Consider, for example, two approaches, one evolutionary, where we might try to devise general learning algorithms using genetic algorithms, and another, as exemplified by Cyc, where we encode explicit knowledge in logical form over the long term. Both of these will take considerable computational resources. In fact, one might expect the evolutionary algorithm easily to consume hundreds of machines and terabytes of space, to develop populations of meaningful size. The Cyc-like approach could just require a central machine with many processors and considerable fast storage -- but lots of parallelism could move things along more quickly if a connectionist-logic inference style were used.

Both of these approaches will benefit from representational standards, in that each should be able to share results with the other. But each will also benefit from pooled resources and the economy of scale which those resources will provide, and from the ability to measure the degree of success based on common definitions of what success is. This is exactly analogous to the state of physics today: Yes, there are controversies and debates, but general agreement that, for instance, seeing a Higgs Boson emerge from the LHC will be a great advance -- and just how to interpret the measurements which will confirm that emergence.

And I mentioned just two approaches. There are many others, of course, which need to be sorted through. These will need common measurements, models, and computational facilities. Even just getting a good pool of systems to work with will be an advance, as several promising areas will need to continue separately before being brought into the "standard model". You could make a good start by having a common "AI Cloud" or "AI Grid" to share.

In summary, in addition to encouraging your attempt to bring more unification to the field, I believe the field is ready for -- and needs -- a Big Science approach to AI. It is long overdue.

--Lstabile 19:14, 15 March 2009 (UTC) (Larry Stabile l.stabile@comcast.net)

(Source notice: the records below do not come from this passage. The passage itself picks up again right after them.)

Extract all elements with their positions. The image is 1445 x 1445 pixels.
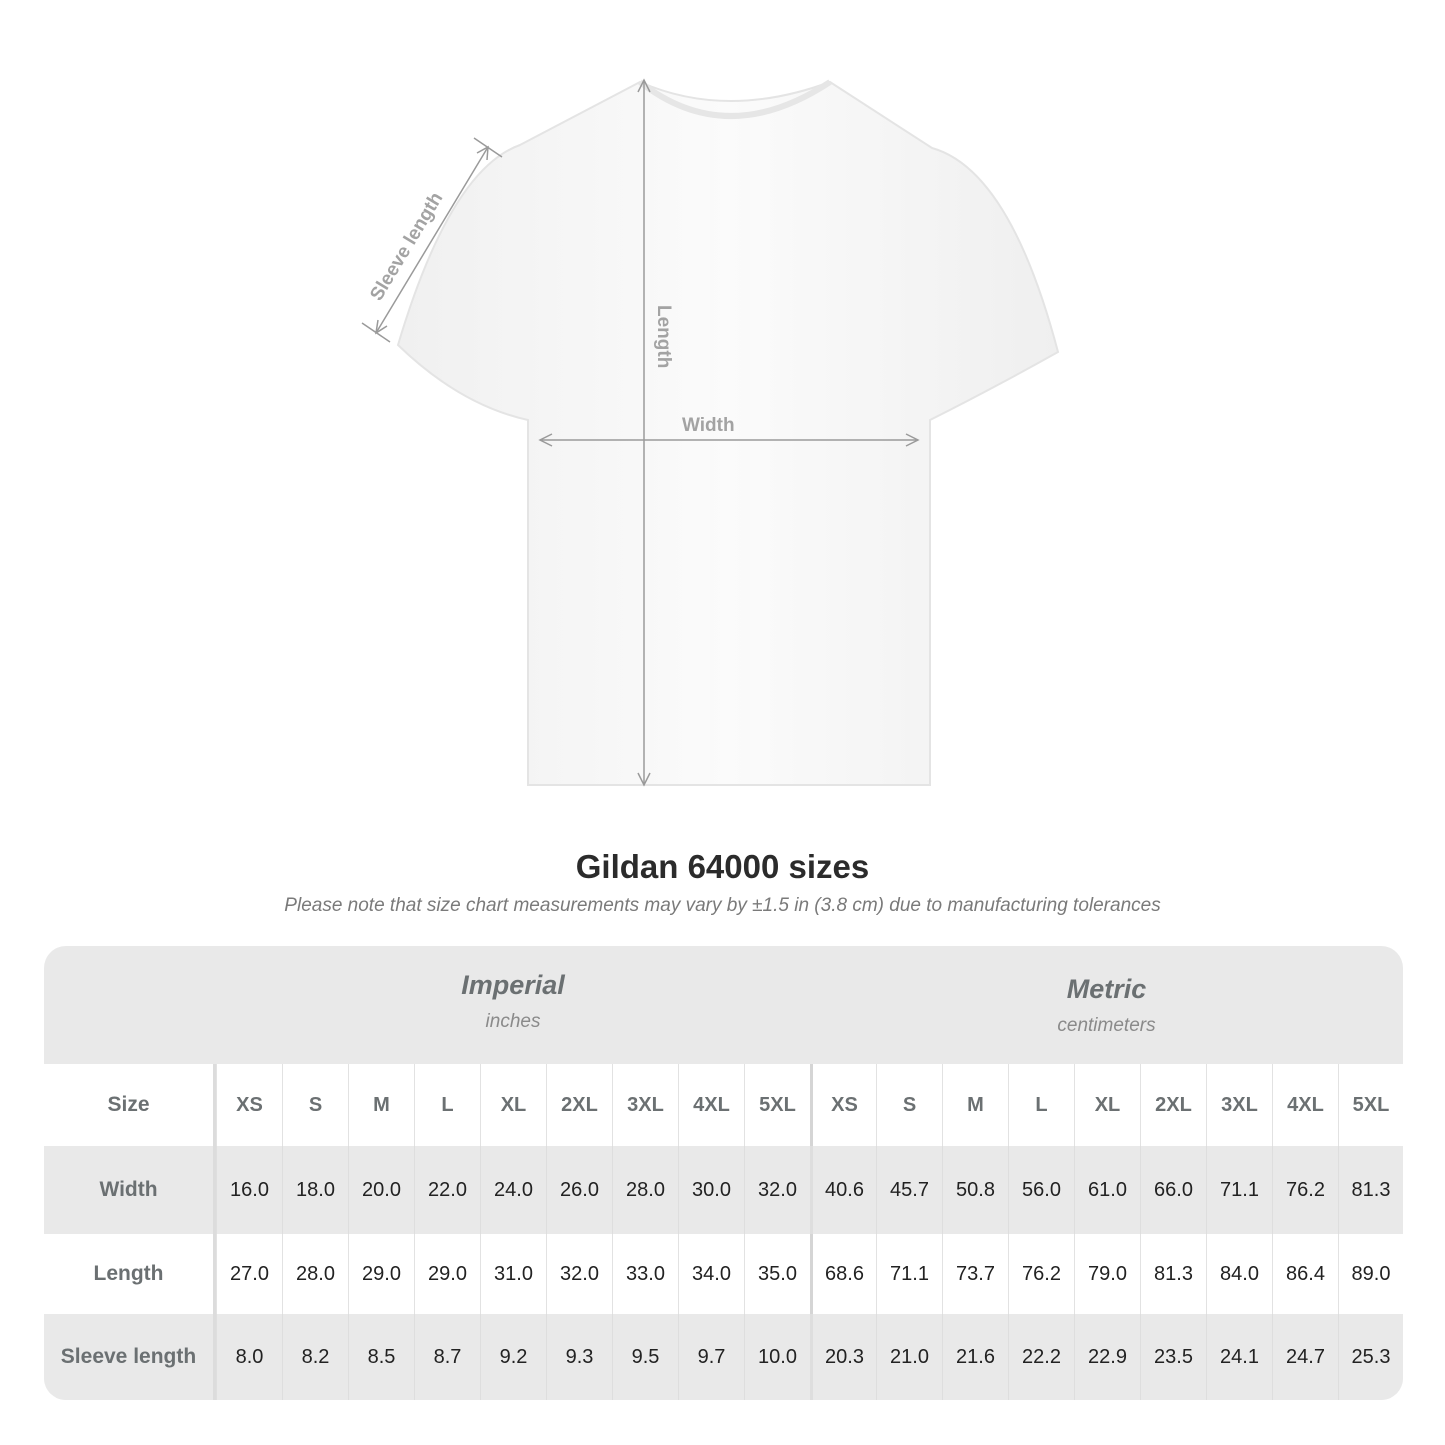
imperial-value-cell: 24.0 bbox=[480, 1146, 546, 1234]
imperial-value-cell: 33.0 bbox=[612, 1234, 678, 1314]
row-label: Width bbox=[44, 1146, 216, 1234]
metric-value-cell: 40.6 bbox=[810, 1146, 876, 1234]
imperial-size-header: 4XL bbox=[678, 1064, 744, 1146]
metric-value-cell: 61.0 bbox=[1074, 1146, 1140, 1234]
metric-size-header: S bbox=[876, 1064, 942, 1146]
table-row: Length 27.0 28.0 29.0 29.0 31.0 32.0 33.0 34.0 35… bbox=[44, 1234, 1403, 1314]
metric-unit: centimeters bbox=[1057, 1015, 1156, 1036]
imperial-unit: inches bbox=[485, 1011, 541, 1032]
metric-size-header: 4XL bbox=[1272, 1064, 1338, 1146]
tshirt-diagram: Width Length Sleeve length bbox=[361, 78, 1060, 787]
imperial-value-cell: 22.0 bbox=[414, 1146, 480, 1234]
metric-value-cell: 79.0 bbox=[1074, 1234, 1140, 1314]
imperial-size-header: 2XL bbox=[546, 1064, 612, 1146]
metric-value-cell: 84.0 bbox=[1206, 1234, 1272, 1314]
metric-value-cell: 24.7 bbox=[1272, 1314, 1338, 1400]
imperial-value-cell: 28.0 bbox=[282, 1234, 348, 1314]
sleeve-line bbox=[375, 146, 489, 334]
metric-size-header: 3XL bbox=[1206, 1064, 1272, 1146]
metric-header: Metric centimeters bbox=[810, 946, 1403, 1064]
metric-size-header: 5XL bbox=[1338, 1064, 1403, 1146]
metric-size-header: XL bbox=[1074, 1064, 1140, 1146]
imperial-value-cell: 8.2 bbox=[282, 1314, 348, 1400]
metric-value-cell: 73.7 bbox=[942, 1234, 1008, 1314]
imperial-value-cell: 9.7 bbox=[678, 1314, 744, 1400]
imperial-value-cell: 9.5 bbox=[612, 1314, 678, 1400]
imperial-value-cell: 9.3 bbox=[546, 1314, 612, 1400]
imperial-value-cell: 32.0 bbox=[744, 1146, 810, 1234]
imperial-value-cell: 31.0 bbox=[480, 1234, 546, 1314]
row-label: Size bbox=[44, 1064, 216, 1146]
imperial-value-cell: 18.0 bbox=[282, 1146, 348, 1234]
imperial-value-cell: 27.0 bbox=[216, 1234, 282, 1314]
metric-value-cell: 66.0 bbox=[1140, 1146, 1206, 1234]
metric-title: Metric bbox=[1066, 974, 1147, 1004]
metric-value-cell: 76.2 bbox=[1272, 1146, 1338, 1234]
width-label: Width bbox=[682, 415, 735, 436]
imperial-value-cell: 10.0 bbox=[744, 1314, 810, 1400]
imperial-title: Imperial bbox=[461, 970, 565, 1000]
row-label: Length bbox=[44, 1234, 216, 1314]
length-label: Length bbox=[653, 305, 674, 368]
metric-value-cell: 25.3 bbox=[1338, 1314, 1403, 1400]
metric-value-cell: 20.3 bbox=[810, 1314, 876, 1400]
imperial-value-cell: 35.0 bbox=[744, 1234, 810, 1314]
metric-size-header: M bbox=[942, 1064, 1008, 1146]
metric-value-cell: 45.7 bbox=[876, 1146, 942, 1234]
metric-value-cell: 22.9 bbox=[1074, 1314, 1140, 1400]
imperial-size-header: M bbox=[348, 1064, 414, 1146]
imperial-value-cell: 28.0 bbox=[612, 1146, 678, 1234]
tolerance-note: Please note that size chart measurements… bbox=[284, 895, 1161, 916]
metric-value-cell: 50.8 bbox=[942, 1146, 1008, 1234]
imperial-value-cell: 8.7 bbox=[414, 1314, 480, 1400]
imperial-value-cell: 32.0 bbox=[546, 1234, 612, 1314]
imperial-size-header: S bbox=[282, 1064, 348, 1146]
size-table: Imperial inches Metric centimeters Size X… bbox=[44, 946, 1403, 1400]
row-label: Sleeve length bbox=[44, 1314, 216, 1400]
imperial-header: Imperial inches bbox=[216, 946, 810, 1064]
metric-value-cell: 23.5 bbox=[1140, 1314, 1206, 1400]
imperial-value-cell: 9.2 bbox=[480, 1314, 546, 1400]
metric-value-cell: 89.0 bbox=[1338, 1234, 1403, 1314]
imperial-size-header: XS bbox=[216, 1064, 282, 1146]
metric-value-cell: 76.2 bbox=[1008, 1234, 1074, 1314]
tshirt-body bbox=[396, 80, 1060, 786]
tshirt-collar bbox=[638, 79, 832, 119]
metric-size-header: L bbox=[1008, 1064, 1074, 1146]
metric-value-cell: 71.1 bbox=[876, 1234, 942, 1314]
imperial-size-header: 3XL bbox=[612, 1064, 678, 1146]
size-header-row: Size XS S M L XL 2XL 3XL 4XL 5XL XS S M L XL 2XL 3XL 4XL 5… bbox=[44, 1064, 1403, 1146]
imperial-size-header: XL bbox=[480, 1064, 546, 1146]
table-row: Width 16.0 18.0 20.0 22.0 24.0 26.0 28.0 30.0 32.… bbox=[44, 1146, 1403, 1234]
metric-size-header: 2XL bbox=[1140, 1064, 1206, 1146]
imperial-value-cell: 26.0 bbox=[546, 1146, 612, 1234]
metric-value-cell: 56.0 bbox=[1008, 1146, 1074, 1234]
metric-size-header: XS bbox=[810, 1064, 876, 1146]
imperial-value-cell: 20.0 bbox=[348, 1146, 414, 1234]
imperial-value-cell: 30.0 bbox=[678, 1146, 744, 1234]
metric-value-cell: 21.6 bbox=[942, 1314, 1008, 1400]
metric-value-cell: 71.1 bbox=[1206, 1146, 1272, 1234]
imperial-value-cell: 29.0 bbox=[348, 1234, 414, 1314]
imperial-value-cell: 8.0 bbox=[216, 1314, 282, 1400]
metric-value-cell: 81.3 bbox=[1140, 1234, 1206, 1314]
imperial-value-cell: 8.5 bbox=[348, 1314, 414, 1400]
table-row: Sleeve length 8.0 8.2 8.5 8.7 9.2 9.3 9.5 9.7 10.… bbox=[44, 1314, 1403, 1400]
page-title: Gildan 64000 sizes bbox=[575, 848, 870, 885]
metric-value-cell: 81.3 bbox=[1338, 1146, 1403, 1234]
metric-value-cell: 24.1 bbox=[1206, 1314, 1272, 1400]
imperial-size-header: L bbox=[414, 1064, 480, 1146]
metric-value-cell: 86.4 bbox=[1272, 1234, 1338, 1314]
imperial-value-cell: 16.0 bbox=[216, 1146, 282, 1234]
imperial-value-cell: 34.0 bbox=[678, 1234, 744, 1314]
metric-value-cell: 21.0 bbox=[876, 1314, 942, 1400]
metric-value-cell: 68.6 bbox=[810, 1234, 876, 1314]
imperial-size-header: 5XL bbox=[744, 1064, 810, 1146]
imperial-value-cell: 29.0 bbox=[414, 1234, 480, 1314]
metric-value-cell: 22.2 bbox=[1008, 1314, 1074, 1400]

[1] See, for example, "The Trouble with Physics", by Lee Smolin. It's a very readable work on the current debates in the field with respect to String Theory.

sensorimotor interface

One suggestion:

Having made the decision to use the physical world (or a simulation thereof) as the basis for a road to AGI, I think it is very important to stick to that in a principled way, despite inconveniences. Specifically, interaction with a simulated world should only be done via sensory and motor systems that are "as close as possible" to human or robotic systems -- as much simulation detail as possible and inputs that consist of simulated retinas or cameras, simulated haptic and proprioceptive sensors, and so on.

Sensory modalities that skip steps -- such as direct access to X,Y,Z world location or "visual" input pre-chewed into polygons -- incorporate gravely risky assumptions about mental function and allow dangerous illusions about system capability.

The roots of core philosophical issues like symbolization, reference, and uncertainty come into play at the very first stages of the vast rich interface between mind and universe, and must not be abstracted away.

Doubtless somebody will say something like: "If I'm just going to parse a scene into the same polygonal representation as was used in the simulation model in the first place, why bother with intervening graphics and low-level vision processes?" I can only hope that the assumptions embedded in such an argument are plain and self-evidently unhealthy.

THat concern aside, this is a great effort! If standards like this can be developed in some detail (especially if they are not too obviously designed to highlight the capabilities of pre-existing systems) it could provide a very helpful shared context for many research projects.